Hildebrand zwischen Pokalfinale und Abstiegskampf

Der FC Getafe ruft

sid
14. April 2008, 11:53 Uhr

Der deutsche Nationalkeeper Timo Hildebrand erlebt beim spanischen FC Valencia derzeit Himmel und Hölle: auf der einen Seite steht das Pokalfinale gegen den FC Getafe, auf der anderen aber auch der Tabellenkeller der spanischen Liga. "Es gab mehr Frust als Lust, mehr schlechte als gute Spiele. Niemand hier kann zufrieden sein mit der aktuellen Situation", sagte Hildebrand.
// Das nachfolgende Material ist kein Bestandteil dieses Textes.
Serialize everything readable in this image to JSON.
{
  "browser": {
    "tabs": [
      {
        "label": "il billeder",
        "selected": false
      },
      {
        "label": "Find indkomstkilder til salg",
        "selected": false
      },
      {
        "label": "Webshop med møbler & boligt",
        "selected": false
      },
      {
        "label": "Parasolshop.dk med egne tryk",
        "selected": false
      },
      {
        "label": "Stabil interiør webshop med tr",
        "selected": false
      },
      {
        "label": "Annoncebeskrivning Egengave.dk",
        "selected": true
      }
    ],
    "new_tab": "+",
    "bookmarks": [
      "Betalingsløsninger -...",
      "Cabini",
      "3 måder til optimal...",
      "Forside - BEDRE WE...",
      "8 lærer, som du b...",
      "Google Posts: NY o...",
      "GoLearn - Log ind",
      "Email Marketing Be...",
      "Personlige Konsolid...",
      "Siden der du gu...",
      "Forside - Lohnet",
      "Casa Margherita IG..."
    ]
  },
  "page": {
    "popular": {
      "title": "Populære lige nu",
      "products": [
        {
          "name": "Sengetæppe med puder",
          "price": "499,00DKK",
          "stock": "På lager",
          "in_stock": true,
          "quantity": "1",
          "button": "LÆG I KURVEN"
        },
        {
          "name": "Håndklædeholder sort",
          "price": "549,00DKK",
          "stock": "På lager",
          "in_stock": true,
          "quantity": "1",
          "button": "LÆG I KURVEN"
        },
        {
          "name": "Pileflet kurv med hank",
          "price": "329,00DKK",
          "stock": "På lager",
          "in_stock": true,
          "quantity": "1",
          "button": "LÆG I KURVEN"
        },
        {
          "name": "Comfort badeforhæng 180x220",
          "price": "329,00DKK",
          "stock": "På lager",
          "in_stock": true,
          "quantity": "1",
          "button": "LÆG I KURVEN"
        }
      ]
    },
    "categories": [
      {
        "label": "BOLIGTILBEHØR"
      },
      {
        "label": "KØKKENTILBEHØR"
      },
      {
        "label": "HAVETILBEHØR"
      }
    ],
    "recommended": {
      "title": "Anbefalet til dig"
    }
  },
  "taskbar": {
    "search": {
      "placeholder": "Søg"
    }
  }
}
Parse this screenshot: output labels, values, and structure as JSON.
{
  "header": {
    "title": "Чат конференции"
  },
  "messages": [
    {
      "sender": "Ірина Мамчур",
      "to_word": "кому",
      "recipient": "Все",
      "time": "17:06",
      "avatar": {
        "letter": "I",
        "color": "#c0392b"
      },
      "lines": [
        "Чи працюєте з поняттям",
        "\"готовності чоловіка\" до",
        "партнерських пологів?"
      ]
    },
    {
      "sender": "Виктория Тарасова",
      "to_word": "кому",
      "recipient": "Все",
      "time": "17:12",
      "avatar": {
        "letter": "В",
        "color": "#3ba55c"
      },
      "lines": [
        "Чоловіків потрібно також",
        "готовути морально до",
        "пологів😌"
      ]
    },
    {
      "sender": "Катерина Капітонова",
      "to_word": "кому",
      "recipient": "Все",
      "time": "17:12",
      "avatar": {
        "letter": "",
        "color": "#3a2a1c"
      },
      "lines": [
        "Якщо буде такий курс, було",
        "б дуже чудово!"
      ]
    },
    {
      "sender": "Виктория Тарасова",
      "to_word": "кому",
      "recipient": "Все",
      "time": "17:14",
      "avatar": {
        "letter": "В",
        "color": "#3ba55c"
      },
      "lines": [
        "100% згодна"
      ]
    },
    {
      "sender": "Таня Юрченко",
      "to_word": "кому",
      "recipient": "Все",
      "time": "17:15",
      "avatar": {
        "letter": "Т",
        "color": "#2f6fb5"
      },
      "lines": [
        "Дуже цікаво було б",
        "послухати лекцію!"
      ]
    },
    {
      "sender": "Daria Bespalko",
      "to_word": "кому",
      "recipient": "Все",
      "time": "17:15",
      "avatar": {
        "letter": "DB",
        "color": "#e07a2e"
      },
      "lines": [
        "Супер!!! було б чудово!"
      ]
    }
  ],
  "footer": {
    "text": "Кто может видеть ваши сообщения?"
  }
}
Am Mittwoch trifft der 29-Jährige mit Valencia, das mit 39 Zählern in der Primera Division derzeit nur fünf Zähler Vorsprung auf einen Abstiegsplatz hat, im Finale um den Königspokal auf den FC Getafe. Die Generalprobe am Wochenende gegen Racing Santander (1: 2) ging allerdings daneben.

Doch Deutschlands Nummer zwei hofft, dass ein möglicher Pokalsieg "die Schmerzen der Fans" ein wenig lindern könnte: "Sie haben bisher schon ziemlich leiden müssen wegen uns. Es ist die Chance, das Ruder jetzt endlich herumzuwerfen. Wir wollen gewinnen, uns damit die UEFA-Cup-Qualifikation erkämpfen und danach die bisher so schlecht verlaufene Saison halbwegs retten."

Parallelen sieht Hildebrand zu seiner Anfangszeit als Stammspieler beim VfB Stuttgart, als die Schwaben in der Spielzeit 2000/2001 nur knapp dem Abstieg entkamen. "Auch damals lief es im ersten Jahr nicht rund, hat es gehakt, war Sand im Getriebe. Aber diese Erfahrung gibt mir jetzt auch das nötige Selbstbewusstsein. Ich weiß, dass man Widerstände und Probleme besiegen kann, wenn man unbeirrt an sich arbeitet, voll durchzieht, auf sich vertraut und positiv denkt", sagte Hildebrand.